The two major factors that have been pushing Indian students to pursue their medical degree from the countries line above are a dearth of enough medical colleges and less number of seats for medical students in our country and the second one is a hefty amount of fees and other expenses for studying medicine in India. As per reports, In our country, the number of seats at various colleges for undergraduate degrees in medical education is only 0,000 per year. Whereas, the number of aspiring students who appears in the NEET examination to get through the medical entrance is more than 16 lakh every year. Out of them, only half of the aspiring students, (about 8.5 lakh) can clear the entrance to get into medical colleges.

Although the minimum standards set for eligibility to get into medical colleges is very low still the result is so disappointing. For example, the total mark for the NEET examination was 720, the cut-off mark was set to 138. In our medical colleges, out of the 90,000 seats, about half of the seats come under reservation, which cost comparatively less for the students coming from the reserve categories. In some states, this reservation system in medical education has been implemented.

Despite the reservation, the cost of medical education in private colleges is so high that for a middle-class family it becomes almost impossible to reach there. Getting a medical degree in a private medical college, cost more than one.

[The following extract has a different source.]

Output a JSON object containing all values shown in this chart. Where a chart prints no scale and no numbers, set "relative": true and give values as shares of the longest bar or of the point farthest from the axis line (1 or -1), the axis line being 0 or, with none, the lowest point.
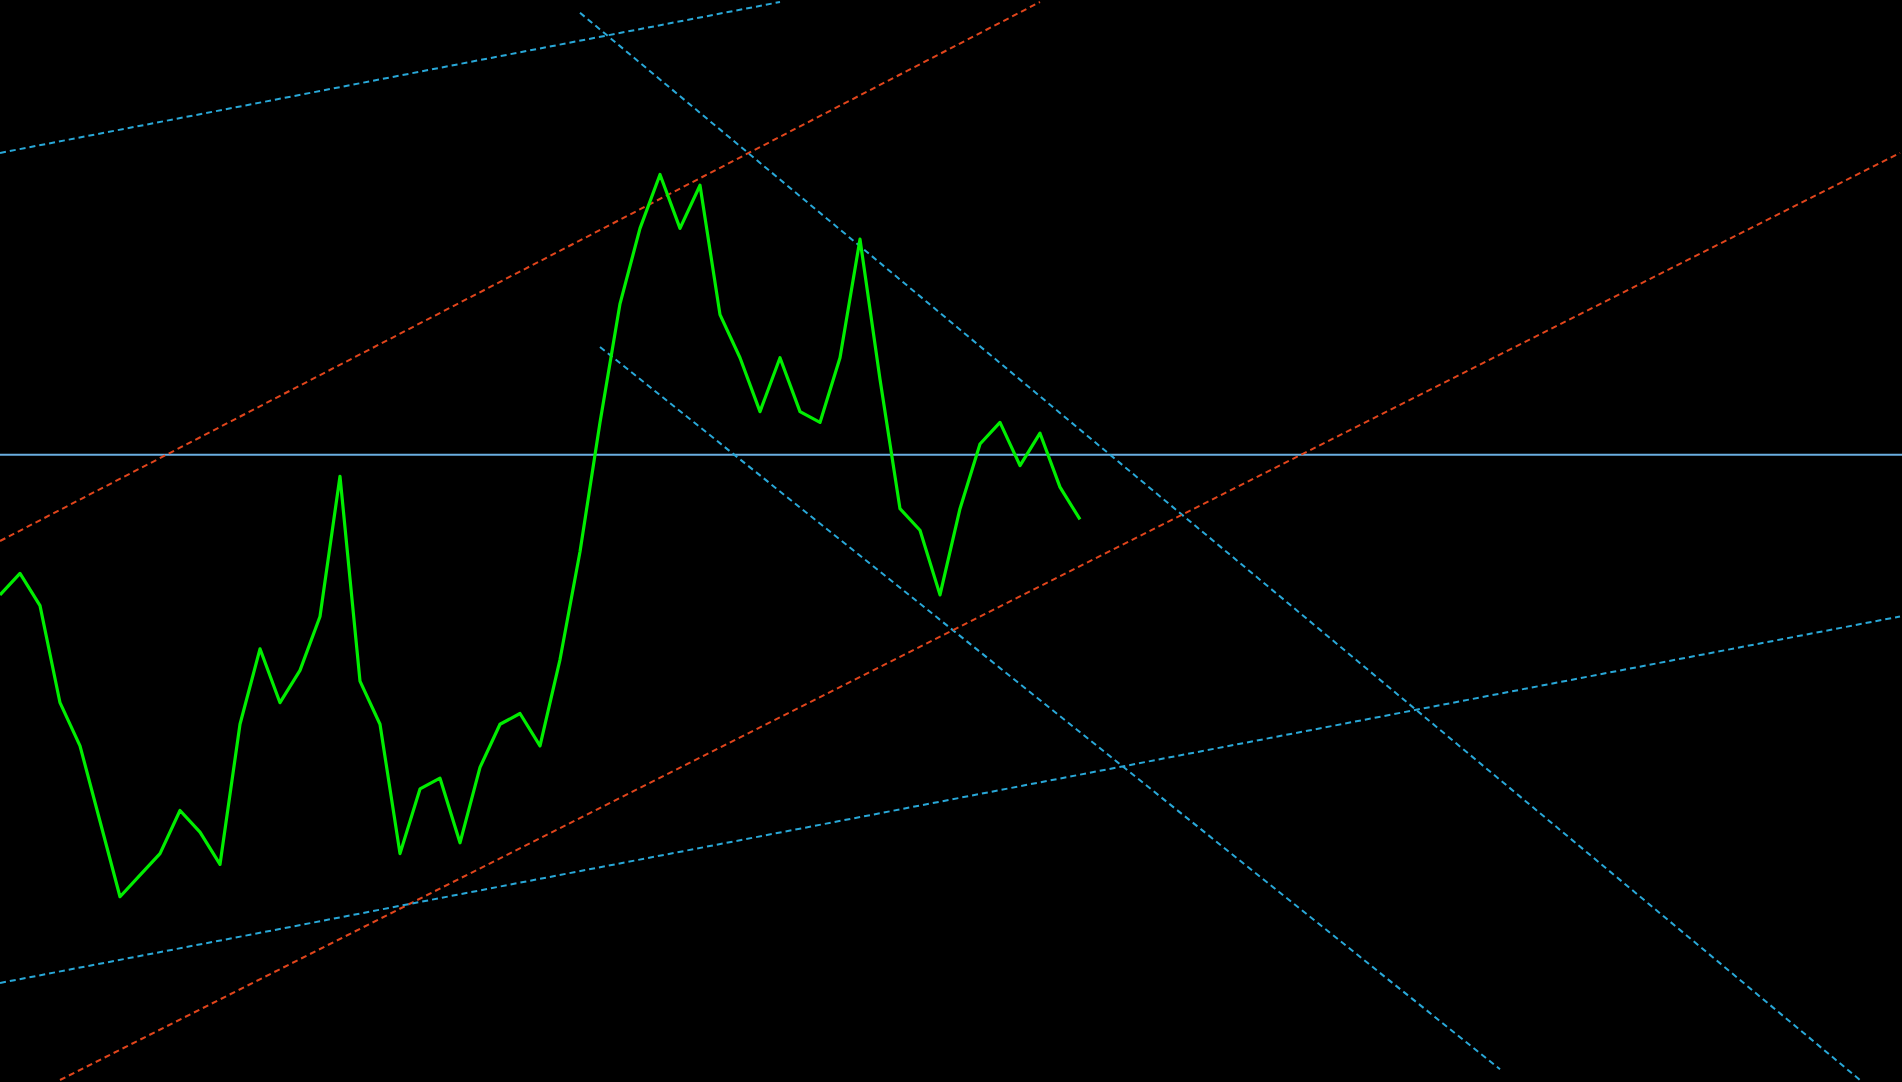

In this situation, the system gets distorted by a less talented student scoring a much lower rank in the entrance gets a seat in the private college by paying a huge amount of donation and talented deserving students having a middle-class family background have to study tirelessly to secure a much higher and better rank to get a seat in a government-aided college. This distortion gets channelised because of the setting of very less cut- off marks in the entrance exam.

This circumstance gives birth to the scenario of students opting to pursue their medical studies in countries like Ukraine. Having secured a good rank in NEET, parents send their children to Ukraine for studying by not being able to bear the cost of it in India. Even though there array such students who have not qualified for NEET still have gone to Ukraine for getting a medical degree. Brokers active in both the countries materialise all these. By visualising this distortion occurring in the education system, the Indian government should take some steps to bring about structural change in the field of medical education and health care. the minimum fundamental duty of a welfare state is to provide free public health and education to the citizens. Till 1980, health services were the responsibility of the state. After that, the health sector became more private and commercial. In India, the government should follow the National Health Service (NHS ) in Britain as a model here by prioritising the investment of the nation’s resources in the provision of cost-effective health care, including the direct provision of affordable health care and the establishment of high-quality government medical colleges.